Make this when tomatoes are in season and bursting with flavor. This makes a nice lunch, or a delicious side salad with dinner.



Check that you have these staples at home

  • in the cupboard

    • dried oregano
    • olive oil
    • pepper

  • in the fridge or freezer

    • feta cheese
    • bottled lemon juice

Buy these fresh ingredients

  • tomatoes
  • English cucumber
  • a red onion
  • Kalamata olives

Get out your equipment

  • Essential

    • a large shallow serving bowl
    • a cutting board and sharp knife
    • measuring spoons





    The recipe

    4 tomatoes

    1 English cucumber

    1 red onion

    1 cup/250 mL feta cheese (about 4 oz/125 g)

    2 Tbsp/30 mL dried oregano

    2 Tbsp/30 mL lemon juice

    1 Tbsp/15 ml olive oil

    pepper

    10 black olives, sliced

    Cut the tomatoes and cucumber into chunks, and put them in a shallow serving bowl.

    Chop the onion and add it to the bowl.

    Crumble the feta cheese into the bowl.

    Add the oregano, lemon juice and olive oil. Stir gently to mix well.

    Sprinkle with pepper to taste. Toss gently.

    Add the olives.




    Substitutions

    • Use another variety of cucumber instead of the English cucumber. If your cucumbers are smallish, use two.

    • Use about 16 cherry tomatoes instead of large tomatoes.
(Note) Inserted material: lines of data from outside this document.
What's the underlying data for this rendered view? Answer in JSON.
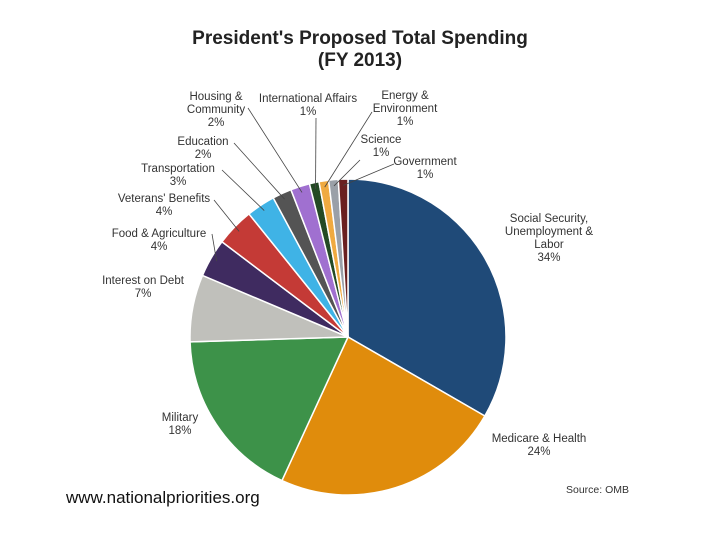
{
  "chart_data": {
    "type": "pie",
    "title": "President's Proposed Total Spending",
    "subtitle": "(FY 2013)",
    "slices": [
      {
        "key": "social_security",
        "lines": [
          "Social Security,",
          "Unemployment &",
          "Labor"
        ],
        "pct_label": "34%",
        "value": 34,
        "color": "#1f4a78"
      },
      {
        "key": "medicare",
        "lines": [
          "Medicare & Health"
        ],
        "pct_label": "24%",
        "value": 24,
        "color": "#e08c0c"
      },
      {
        "key": "military",
        "lines": [
          "Military"
        ],
        "pct_label": "18%",
        "value": 18,
        "color": "#3d9249"
      },
      {
        "key": "interest",
        "lines": [
          "Interest on Debt"
        ],
        "pct_label": "7%",
        "value": 7,
        "color": "#c0c0bb"
      },
      {
        "key": "food",
        "lines": [
          "Food & Agriculture"
        ],
        "pct_label": "4%",
        "value": 4,
        "color": "#3f2b60"
      },
      {
        "key": "veterans",
        "lines": [
          "Veterans' Benefits"
        ],
        "pct_label": "4%",
        "value": 4,
        "color": "#c43a36"
      },
      {
        "key": "transportation",
        "lines": [
          "Transportation"
        ],
        "pct_label": "3%",
        "value": 3,
        "color": "#3fb3e6"
      },
      {
        "key": "education",
        "lines": [
          "Education"
        ],
        "pct_label": "2%",
        "value": 2,
        "color": "#545454"
      },
      {
        "key": "housing",
        "lines": [
          "Housing &",
          "Community"
        ],
        "pct_label": "2%",
        "value": 2,
        "color": "#a070d0"
      },
      {
        "key": "international",
        "lines": [
          "International Affairs"
        ],
        "pct_label": "1%",
        "value": 1,
        "color": "#244a24"
      },
      {
        "key": "energy",
        "lines": [
          "Energy &",
          "Environment"
        ],
        "pct_label": "1%",
        "value": 1,
        "color": "#f0aa40"
      },
      {
        "key": "science",
        "lines": [
          "Science"
        ],
        "pct_label": "1%",
        "value": 1,
        "color": "#9aa0a8"
      },
      {
        "key": "government",
        "lines": [
          "Government"
        ],
        "pct_label": "1%",
        "value": 1,
        "color": "#6a2020"
      }
    ]
  },
  "footer": {
    "site": "www.nationalpriorities.org",
    "source": "Source: OMB"
  }
}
    • Use 6 Tbsp/90 mL fresh oregano instead of the dried.

    • Use freshly squeezed lemon juice.

    • Use canned olives.

    Ideas for making this recipe your own

    • Experiment with different citrus juices instead of the lemon juice (but don't tell a Greek Salad purist that I told you to do that!) How about orange juice, or lime juice?

    • Try using different varieties of olives.

    Tips

    • Before crumbling the feta, cut off the amount you need, and rinse it under cold water to remove the brine and to firm it up a bit. Use your fingers to break the feta into little bits.

    • English cucumbers are the long skinny ones. At the supermarket, they are often sold wrapped in plastic wrap. There is no need to peel an English cucumber. If you are using another variety of cucumber, you may want to peel it, or not, depending on the thickness of its skin.

    • Some cucumbers are coated with wax to hold in their moisture. This wax is edible, but I wouldn't want to eat it! Apparently it can be removed by warming the cucumber in warm water and scrubbing it like mad. If you are fortunate enough to be able to buy your cucumbers from a farmer's market, you probably won't have this issue at all.